What’s new with this issue, however, is that it is teamed up with a shiny new industry-centric publication from Toronto-based Pollution Probe.
Pollution Probe, long opposed to air pollution, has now decided (like the RCGS), that it’s better to go with oil money than to try and fight it. Its website still says that “the burning of fossil fuels to generate electricity causes major environmental and human health problems”. Yet despite that, it has started up a new division, called EnergyExchange, whose mandate appears to be to greenwash the fossil fuel sector. Its inaugural publication was twinned in the same envelope as Canadian Geographic.
Not surprisingly, both publications are littered with advertisements from Imperial Oil, Suncor, Shell, the Canadian Association of Petroleum Producers, and the pipeline industry (Canadian Energy Pipeline Association).
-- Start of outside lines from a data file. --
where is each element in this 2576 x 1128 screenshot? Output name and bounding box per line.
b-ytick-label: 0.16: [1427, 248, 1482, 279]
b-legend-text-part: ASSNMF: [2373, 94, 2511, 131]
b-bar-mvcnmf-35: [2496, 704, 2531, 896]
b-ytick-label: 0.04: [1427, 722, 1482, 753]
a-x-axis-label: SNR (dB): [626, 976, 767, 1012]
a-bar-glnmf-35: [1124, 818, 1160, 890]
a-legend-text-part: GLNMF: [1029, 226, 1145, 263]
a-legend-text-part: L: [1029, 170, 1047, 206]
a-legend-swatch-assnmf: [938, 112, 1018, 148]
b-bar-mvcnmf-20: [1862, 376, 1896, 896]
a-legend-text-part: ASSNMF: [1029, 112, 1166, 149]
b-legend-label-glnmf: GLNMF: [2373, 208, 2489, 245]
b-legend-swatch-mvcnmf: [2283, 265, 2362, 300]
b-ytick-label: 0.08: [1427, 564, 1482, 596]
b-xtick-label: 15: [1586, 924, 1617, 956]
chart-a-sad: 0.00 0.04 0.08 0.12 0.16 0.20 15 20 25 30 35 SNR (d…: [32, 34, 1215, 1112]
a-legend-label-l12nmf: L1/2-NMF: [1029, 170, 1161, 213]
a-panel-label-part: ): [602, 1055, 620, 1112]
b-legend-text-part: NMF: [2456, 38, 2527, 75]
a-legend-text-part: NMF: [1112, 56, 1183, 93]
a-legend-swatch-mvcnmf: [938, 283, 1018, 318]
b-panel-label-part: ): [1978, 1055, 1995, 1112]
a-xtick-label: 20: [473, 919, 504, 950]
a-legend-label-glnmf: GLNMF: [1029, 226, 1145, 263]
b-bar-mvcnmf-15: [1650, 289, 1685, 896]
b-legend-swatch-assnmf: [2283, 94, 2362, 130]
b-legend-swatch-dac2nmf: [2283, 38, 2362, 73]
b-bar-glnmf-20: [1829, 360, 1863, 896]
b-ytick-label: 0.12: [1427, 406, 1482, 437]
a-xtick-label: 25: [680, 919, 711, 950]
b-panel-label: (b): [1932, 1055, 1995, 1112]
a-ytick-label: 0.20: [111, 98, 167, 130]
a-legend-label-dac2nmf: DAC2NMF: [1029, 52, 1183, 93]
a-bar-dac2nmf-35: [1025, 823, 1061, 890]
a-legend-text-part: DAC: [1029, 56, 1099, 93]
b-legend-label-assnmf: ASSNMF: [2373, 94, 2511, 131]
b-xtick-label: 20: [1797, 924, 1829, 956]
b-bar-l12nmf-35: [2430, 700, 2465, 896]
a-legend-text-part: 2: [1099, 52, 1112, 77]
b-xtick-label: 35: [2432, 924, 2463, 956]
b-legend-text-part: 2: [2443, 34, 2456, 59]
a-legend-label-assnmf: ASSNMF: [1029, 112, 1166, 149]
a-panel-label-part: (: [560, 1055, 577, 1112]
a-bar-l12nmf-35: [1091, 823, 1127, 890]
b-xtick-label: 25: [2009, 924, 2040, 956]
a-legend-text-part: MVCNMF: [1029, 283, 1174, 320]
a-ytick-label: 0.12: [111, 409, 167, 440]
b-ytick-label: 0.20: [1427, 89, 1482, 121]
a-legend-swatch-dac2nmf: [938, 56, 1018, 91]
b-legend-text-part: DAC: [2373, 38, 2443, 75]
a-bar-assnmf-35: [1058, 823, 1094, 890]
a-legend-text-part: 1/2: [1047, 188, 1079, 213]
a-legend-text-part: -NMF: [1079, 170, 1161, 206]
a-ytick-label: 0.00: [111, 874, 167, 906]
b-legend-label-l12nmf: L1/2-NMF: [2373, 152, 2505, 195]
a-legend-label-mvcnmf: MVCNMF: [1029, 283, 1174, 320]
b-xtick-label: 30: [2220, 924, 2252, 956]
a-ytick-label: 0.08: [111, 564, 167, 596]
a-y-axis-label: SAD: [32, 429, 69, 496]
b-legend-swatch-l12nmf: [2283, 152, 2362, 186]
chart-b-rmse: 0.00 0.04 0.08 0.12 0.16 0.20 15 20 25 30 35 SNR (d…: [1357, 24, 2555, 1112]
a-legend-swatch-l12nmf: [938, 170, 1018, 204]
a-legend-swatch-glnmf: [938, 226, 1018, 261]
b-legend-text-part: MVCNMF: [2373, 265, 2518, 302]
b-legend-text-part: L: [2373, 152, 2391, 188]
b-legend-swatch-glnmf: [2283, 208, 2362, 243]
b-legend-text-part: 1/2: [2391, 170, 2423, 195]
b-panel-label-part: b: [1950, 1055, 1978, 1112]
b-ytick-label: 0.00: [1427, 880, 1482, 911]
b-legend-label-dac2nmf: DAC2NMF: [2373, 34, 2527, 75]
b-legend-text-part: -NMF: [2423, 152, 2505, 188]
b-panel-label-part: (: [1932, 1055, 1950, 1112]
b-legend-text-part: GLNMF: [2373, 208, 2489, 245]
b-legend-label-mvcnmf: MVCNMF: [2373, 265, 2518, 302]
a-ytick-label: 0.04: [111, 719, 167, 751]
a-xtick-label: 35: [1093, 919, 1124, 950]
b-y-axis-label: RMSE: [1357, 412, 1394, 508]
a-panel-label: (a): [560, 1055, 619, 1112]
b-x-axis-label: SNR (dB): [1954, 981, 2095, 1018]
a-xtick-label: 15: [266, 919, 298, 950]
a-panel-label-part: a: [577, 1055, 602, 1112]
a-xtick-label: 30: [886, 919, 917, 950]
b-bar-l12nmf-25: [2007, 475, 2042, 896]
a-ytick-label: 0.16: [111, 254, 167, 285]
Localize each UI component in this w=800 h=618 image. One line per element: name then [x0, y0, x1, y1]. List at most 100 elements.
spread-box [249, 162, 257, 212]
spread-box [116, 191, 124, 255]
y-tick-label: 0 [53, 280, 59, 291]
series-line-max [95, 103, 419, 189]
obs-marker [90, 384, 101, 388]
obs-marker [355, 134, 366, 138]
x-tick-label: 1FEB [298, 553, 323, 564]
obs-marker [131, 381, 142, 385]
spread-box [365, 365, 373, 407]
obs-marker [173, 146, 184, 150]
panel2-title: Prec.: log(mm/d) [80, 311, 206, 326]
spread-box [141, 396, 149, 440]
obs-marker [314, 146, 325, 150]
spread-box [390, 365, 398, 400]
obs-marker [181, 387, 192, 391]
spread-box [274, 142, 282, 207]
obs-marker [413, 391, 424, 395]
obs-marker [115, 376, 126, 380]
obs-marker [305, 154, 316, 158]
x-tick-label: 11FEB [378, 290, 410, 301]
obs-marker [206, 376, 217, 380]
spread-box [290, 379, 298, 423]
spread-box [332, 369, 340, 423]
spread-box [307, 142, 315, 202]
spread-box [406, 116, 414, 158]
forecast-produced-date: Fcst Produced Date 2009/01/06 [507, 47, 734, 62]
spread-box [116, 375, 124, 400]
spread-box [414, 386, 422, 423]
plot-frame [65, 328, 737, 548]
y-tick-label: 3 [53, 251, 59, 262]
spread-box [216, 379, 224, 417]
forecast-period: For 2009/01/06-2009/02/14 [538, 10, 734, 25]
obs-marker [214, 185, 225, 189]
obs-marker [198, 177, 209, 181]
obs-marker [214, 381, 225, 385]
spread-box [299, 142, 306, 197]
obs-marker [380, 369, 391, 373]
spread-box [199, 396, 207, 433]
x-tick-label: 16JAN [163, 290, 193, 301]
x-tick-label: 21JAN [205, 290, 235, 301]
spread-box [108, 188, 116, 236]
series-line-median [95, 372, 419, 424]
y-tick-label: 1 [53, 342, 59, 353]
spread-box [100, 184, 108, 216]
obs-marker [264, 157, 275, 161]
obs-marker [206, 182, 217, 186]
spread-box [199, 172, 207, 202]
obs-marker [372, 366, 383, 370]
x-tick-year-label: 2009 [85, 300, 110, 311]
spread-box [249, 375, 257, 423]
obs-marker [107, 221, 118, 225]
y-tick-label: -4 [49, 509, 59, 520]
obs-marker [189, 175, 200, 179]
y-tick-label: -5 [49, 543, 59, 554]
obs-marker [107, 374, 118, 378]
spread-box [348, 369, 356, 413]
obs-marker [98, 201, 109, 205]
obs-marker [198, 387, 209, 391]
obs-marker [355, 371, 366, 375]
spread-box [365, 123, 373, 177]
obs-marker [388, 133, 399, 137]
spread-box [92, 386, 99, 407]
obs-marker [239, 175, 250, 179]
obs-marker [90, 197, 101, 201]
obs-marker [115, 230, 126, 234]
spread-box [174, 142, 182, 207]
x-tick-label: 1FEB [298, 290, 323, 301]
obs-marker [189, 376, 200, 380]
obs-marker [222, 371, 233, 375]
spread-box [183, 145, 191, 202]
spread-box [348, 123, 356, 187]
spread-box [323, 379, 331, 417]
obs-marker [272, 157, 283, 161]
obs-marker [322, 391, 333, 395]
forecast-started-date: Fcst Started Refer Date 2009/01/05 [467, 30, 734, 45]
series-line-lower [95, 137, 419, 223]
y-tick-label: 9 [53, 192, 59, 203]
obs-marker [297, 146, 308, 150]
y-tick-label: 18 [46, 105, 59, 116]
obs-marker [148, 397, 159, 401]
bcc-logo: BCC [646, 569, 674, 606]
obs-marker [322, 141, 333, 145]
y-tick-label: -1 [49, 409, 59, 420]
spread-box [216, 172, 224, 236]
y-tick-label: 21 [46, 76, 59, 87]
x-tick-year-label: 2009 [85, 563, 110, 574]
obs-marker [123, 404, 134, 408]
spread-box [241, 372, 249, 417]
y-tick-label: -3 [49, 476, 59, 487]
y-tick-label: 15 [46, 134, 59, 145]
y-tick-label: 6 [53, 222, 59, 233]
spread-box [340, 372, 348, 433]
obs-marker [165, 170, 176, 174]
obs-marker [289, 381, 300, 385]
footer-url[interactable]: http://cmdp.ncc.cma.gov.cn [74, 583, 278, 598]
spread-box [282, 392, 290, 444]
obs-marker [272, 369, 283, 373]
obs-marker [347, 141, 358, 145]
Canadian Geographic, in addition, throws in its usual two or three ads for off-road gas-powered vehicles, with nary a hybrid or electric vehicle among them.
Taking the propaganda lead
The cover of the June issue features an offshore oil rig, with the title “Energy Rich”, with the word "Rich" in bright red text, with the subtitle: “Exploring the top resources powering our nation”. Sounds like an ad from Stephen Harper’s election campaign slogan.
Throughout the issue, care has been taken everywhere to omit or downplay any sense of negativity towards the industry that is the primary cause of global climate change.
For example on pages 32 and 33, there are maps of High River and Calgary showing the massive extent of flooding last summer. But while noting that Alberta flooding constituted “Canada’s costliest natural disaster”, the text scrupulously avoids mentioning the extreme weather events that climate scientists feel may have caused it.